Jakarta, Aktual.co — Setelah masa tahanan 20 hari selesai, pengacara Suryadharma Ali, Andreas Nahot Silitonga, berharap kliennya bisa segera dibebaskan. Karena menurutnya, penahanan SDA tidak dilakukan secara objektif.
Dia pun menjabarkan faktor-faktor yang menjadi landasan penahanan seorang tersangka. Menurutnya, ada tiga faktor mengapa seorang tersangka ditahan, salah satunya yang bersangkutan dikhawatirkan melarikan diri.
“Karena secara obyektif nggak ada alasan penahanan. Kan alasan penahanan ada tiga, dikhawatirkan melarikan diri, mengulangi perbuatan. Bagaimana mengulangi perbuatan, kan sudah bukan Menteri, dan menghilangkan barang bukti,” papar Andreas, di pelataran gedung KPK, Jakarta, Rabu (15/4).
“Itu yang jadi syarat-syarat penahanan yang obyektif itu udah pasti tidak ada. Jadi penahanannya sangat subyektif,” tegasnya.
Lebih jauh disampaikan Andreas, untuk itu pihaknya berharap jika kliennya bisa segera menghirup udara bebas. “Kami berharap penyidikan segera berakhir dan penderitaan pak surya juga segera berakhir dan dia bisa lagi menjalani kehidupannya,” harapnya.
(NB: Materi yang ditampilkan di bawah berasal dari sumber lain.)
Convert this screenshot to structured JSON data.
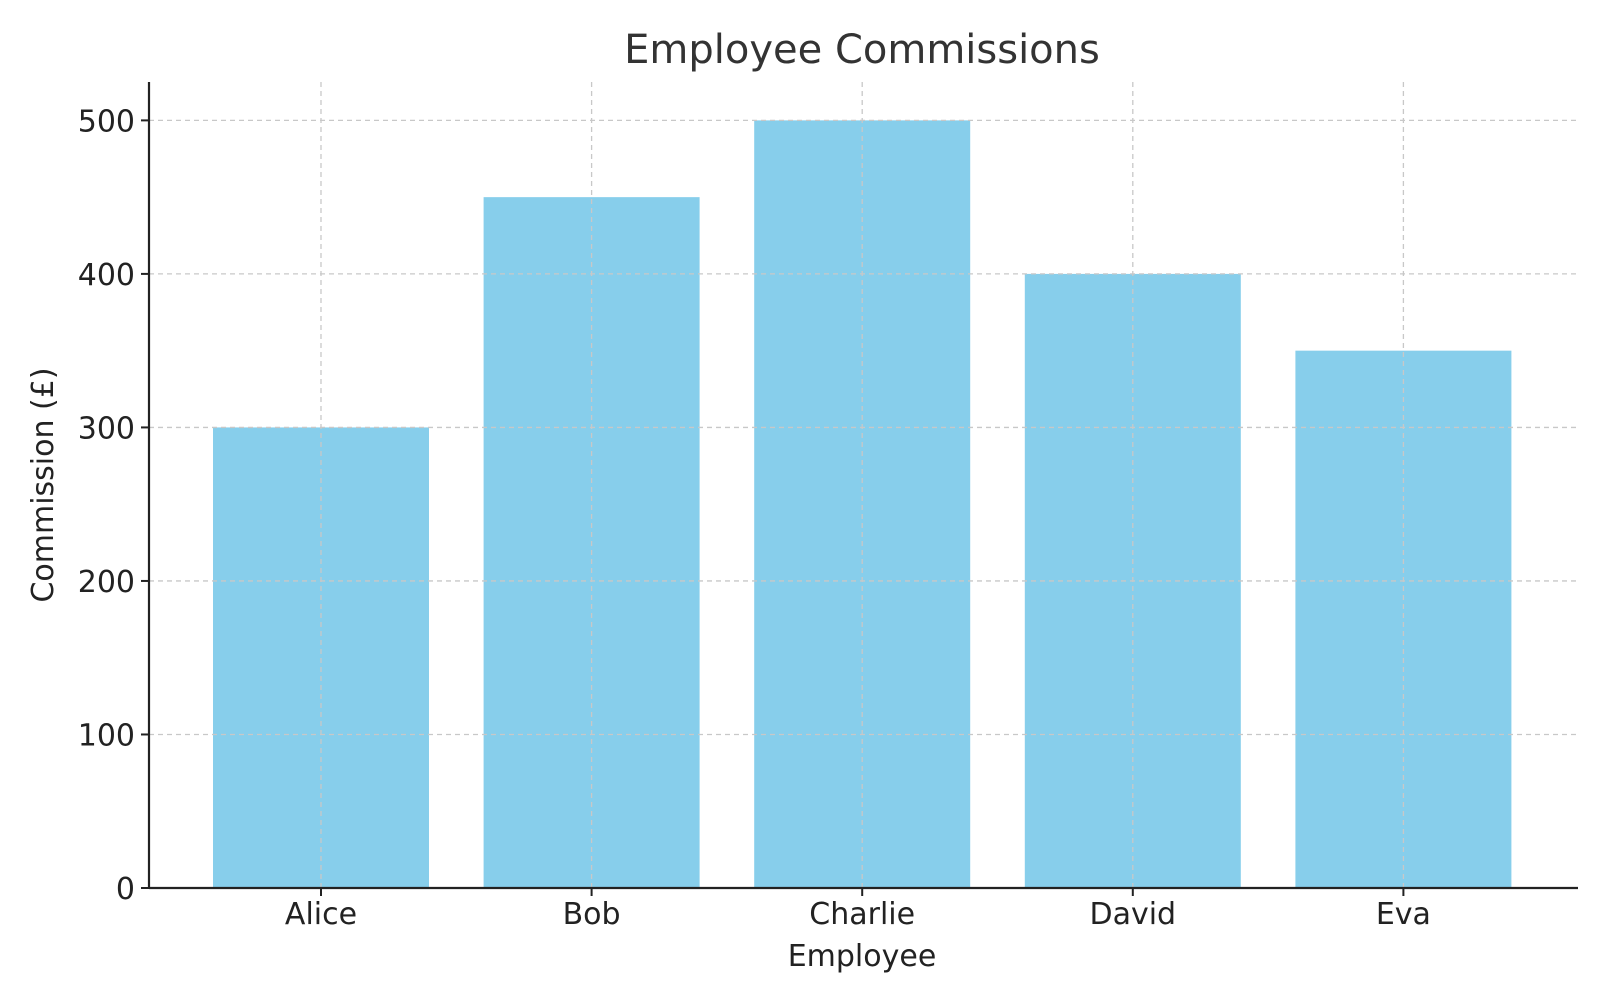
{
  "chart_data": {
    "type": "bar",
    "title": "Employee Commissions",
    "xlabel": "Employee",
    "ylabel": "Commission (£)",
    "categories": [
      "Alice",
      "Bob",
      "Charlie",
      "David",
      "Eva"
    ],
    "values": [
      300,
      450,
      500,
      400,
      350
    ],
    "ylim": [
      0,
      525
    ],
    "yticks": [
      0,
      100,
      200,
      300,
      400,
      500
    ],
    "grid": true,
    "legend": false,
    "colors": {
      "bar": "#87CEEB",
      "grid": "#c8c8c8",
      "axis": "#222222"
    }
  }
}
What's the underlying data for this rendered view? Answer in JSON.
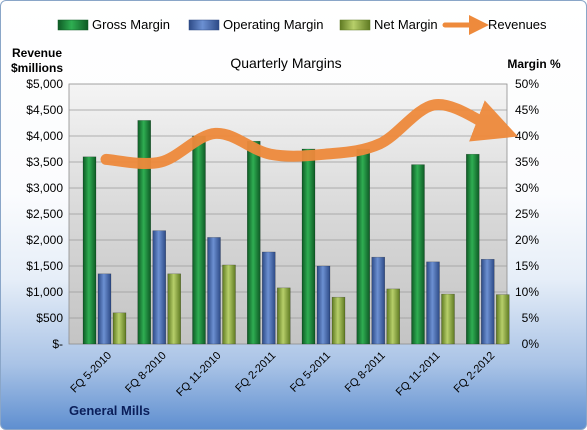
{
  "chart_data": {
    "type": "bar",
    "title": "Quarterly Margins",
    "left_axis_title_line1": "Revenue",
    "left_axis_title_line2": "$millions",
    "right_axis_title": "Margin %",
    "company": "General Mills",
    "categories": [
      "FQ 5-2010",
      "FQ 8-2010",
      "FQ 11-2010",
      "FQ 2-2011",
      "FQ 5-2011",
      "FQ 8-2011",
      "FQ 11-2011",
      "FQ 2-2012"
    ],
    "left_ticks": [
      "$-",
      "$500",
      "$1,000",
      "$1,500",
      "$2,000",
      "$2,500",
      "$3,000",
      "$3,500",
      "$4,000",
      "$4,500",
      "$5,000"
    ],
    "right_ticks": [
      "0%",
      "5%",
      "10%",
      "15%",
      "20%",
      "25%",
      "30%",
      "35%",
      "40%",
      "45%",
      "50%"
    ],
    "left_ylim": [
      0,
      5000
    ],
    "right_ylim": [
      0,
      50
    ],
    "series": [
      {
        "name": "Gross Margin",
        "axis": "right",
        "type": "bar",
        "color": "#1f8a3a",
        "values": [
          36,
          43,
          40,
          39,
          37.5,
          37.5,
          34.5,
          36.5
        ]
      },
      {
        "name": "Operating Margin",
        "axis": "right",
        "type": "bar",
        "color": "#4a6fb5",
        "values": [
          13.5,
          21.8,
          20.5,
          17.7,
          15,
          16.7,
          15.8,
          16.3
        ]
      },
      {
        "name": "Net Margin",
        "axis": "right",
        "type": "bar",
        "color": "#93b04a",
        "values": [
          6,
          13.5,
          15.2,
          10.8,
          9,
          10.6,
          9.6,
          9.5
        ]
      },
      {
        "name": "Revenues",
        "axis": "left",
        "type": "line",
        "color": "#ee8a3c",
        "values": [
          3550,
          3500,
          4050,
          3650,
          3650,
          3850,
          4600,
          4200
        ]
      }
    ],
    "grid": true,
    "legend_position": "top"
  }
}
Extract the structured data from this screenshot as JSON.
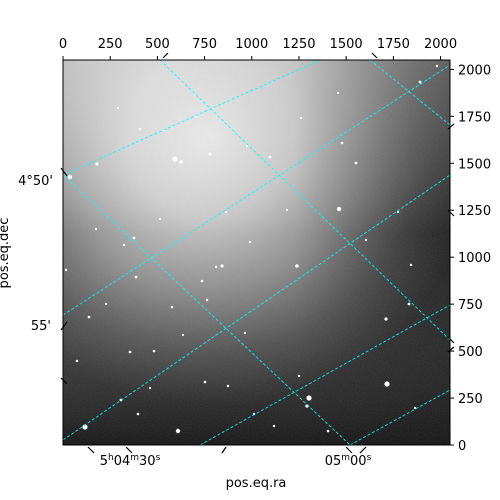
{
  "chart_data": {
    "type": "heatmap",
    "colormap": "gray",
    "xlabel": "pos.eq.ra",
    "ylabel": "pos.eq.dec",
    "pixel_axes": {
      "x": {
        "range": [
          0,
          2050
        ],
        "ticks": [
          0,
          250,
          500,
          750,
          1000,
          1250,
          1500,
          1750,
          2000
        ]
      },
      "y": {
        "range": [
          0,
          2050
        ],
        "ticks": [
          0,
          250,
          500,
          750,
          1000,
          1250,
          1500,
          1750,
          2000
        ]
      }
    },
    "ra_ticks": {
      "first": {
        "h": "5",
        "m": "04",
        "s": "30"
      },
      "second": {
        "m": "05",
        "s": "00"
      }
    },
    "dec_ticks": [
      "4°50'",
      "55'"
    ],
    "grid_color": "#00ffff",
    "grid": true
  }
}
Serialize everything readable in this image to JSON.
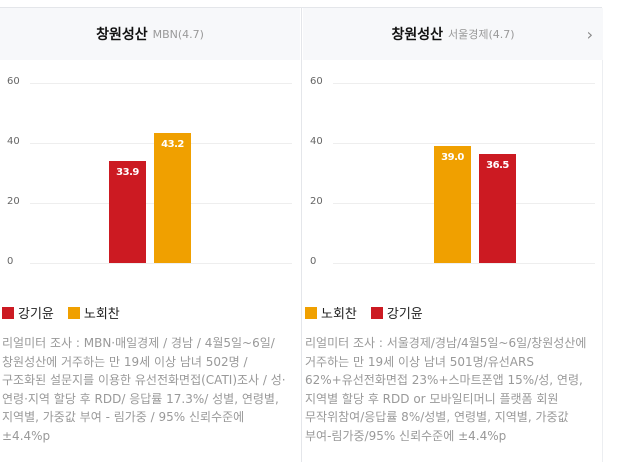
{
  "colors": {
    "kang": "#cc1a22",
    "noh": "#f0a000"
  },
  "panels": [
    {
      "title": "창원성산",
      "source": "MBN(4.7)",
      "chart_data": {
        "type": "bar",
        "yticks": [
          "60",
          "40",
          "20",
          "0"
        ],
        "ylim": [
          0,
          60
        ],
        "series": [
          {
            "name": "강기윤",
            "value": 33.9,
            "label": "33.9",
            "color": "#cc1a22"
          },
          {
            "name": "노회찬",
            "value": 43.2,
            "label": "43.2",
            "color": "#f0a000"
          }
        ]
      },
      "legend": [
        {
          "label": "강기윤",
          "color": "#cc1a22"
        },
        {
          "label": "노회찬",
          "color": "#f0a000"
        }
      ],
      "note": "리얼미터 조사 : MBN·매일경제 / 경남 / 4월5일~6일/ 창원성산에 거주하는 만 19세 이상 남녀 502명 / 구조화된 설문지를 이용한 유선전화면접(CATI)조사 / 성·연령·지역 할당 후 RDD/ 응답률 17.3%/ 성별, 연령별, 지역별, 가중값 부여 - 림가중 / 95% 신뢰수준에 ±4.4%p"
    },
    {
      "title": "창원성산",
      "source": "서울경제(4.7)",
      "chart_data": {
        "type": "bar",
        "yticks": [
          "60",
          "40",
          "20",
          "0"
        ],
        "ylim": [
          0,
          60
        ],
        "series": [
          {
            "name": "노회찬",
            "value": 39.0,
            "label": "39.0",
            "color": "#f0a000"
          },
          {
            "name": "강기윤",
            "value": 36.5,
            "label": "36.5",
            "color": "#cc1a22"
          }
        ]
      },
      "legend": [
        {
          "label": "노회찬",
          "color": "#f0a000"
        },
        {
          "label": "강기윤",
          "color": "#cc1a22"
        }
      ],
      "note": "리얼미터 조사 : 서울경제/경남/4월5일~6일/창원성산에 거주하는 만 19세 이상 남녀 501명/유선ARS 62%+유선전화면접 23%+스마트폰앱 15%/성, 연령, 지역별 할당 후 RDD or 모바일티머니 플랫폼 회원 무작위참여/응답률 8%/성별, 연령별, 지역별, 가중값 부여-림가중/95% 신뢰수준에 ±4.4%p"
    }
  ],
  "next_icon": "chevron-right-icon"
}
Kendati demikian, untuk bisa merealisasikan harapannya, SDA sendiri belum mengajukan penangguhan penahanan. Andreas mengatakan kliennya tengah fokus menjalani pemeriksaan.
“Belum ajukan penangguhan penahanan. Kita masih fokus menjalani ini,” pungkasnya.
Seperti diwartakan sebelumnya, mantan Ketua Umum Partai Persatuan Pembangunan (PPP) menjalani pemeriksaan perdananya pada Rabu (15/4). Pasca penahanan, pemeriksaan hari ini adalah yang pertama.
KPK sendiri telah resmi menetapkan SDA sebagai tersangka kasus dugaan korupsi haji ini pada 22 Mei 2014 lalu. Dalam perkembangannya, dia juga dijerat sebagai tersangka pada penyelenggaraan ibadah haji tahun di Kementerian Agama tahun anggaran 2010-2011 pada 24 Desember 2014.
SDA diduga menyalahgunakan dana penyelenggaraan haji yang mencapai angka Rp1 triliun. Setelah menjalani pemeriksaan, pada Jumat 10 April 2015 kemarin, SDA resmi ditahan di Rutan KPK cabang Pomdam Jaya, Guntur, Jakarta.
Mantan Ketua Umum Partai Persatuan Pembangunan (PPP) itu diduga melakukan korupsi dalam biaya perjalanan ibadah haji (BPIH), pengadaan pemondokan, transportasi, katering, serta pemberangkatan haji pejabat dan sejumlah tokoh dengan menggunakan dana masyarakat.
Atas perbuatannya mantan Menteri era Presiden Susilo Bambang Yudhoyono ini, dijerat dengan pasal 2 ayat 1 atau pasal 3 Undang-Undang Nomor 31 tahun 1999 sebagaimana telah diubah dalam UU Nomor 20 Tahun 2001 tentang Pemberantasan Tindak Pidana Korupsi juncto Pasal 55 ayat (1) ke-1 dan juncto Pasal 65 KUHPidana.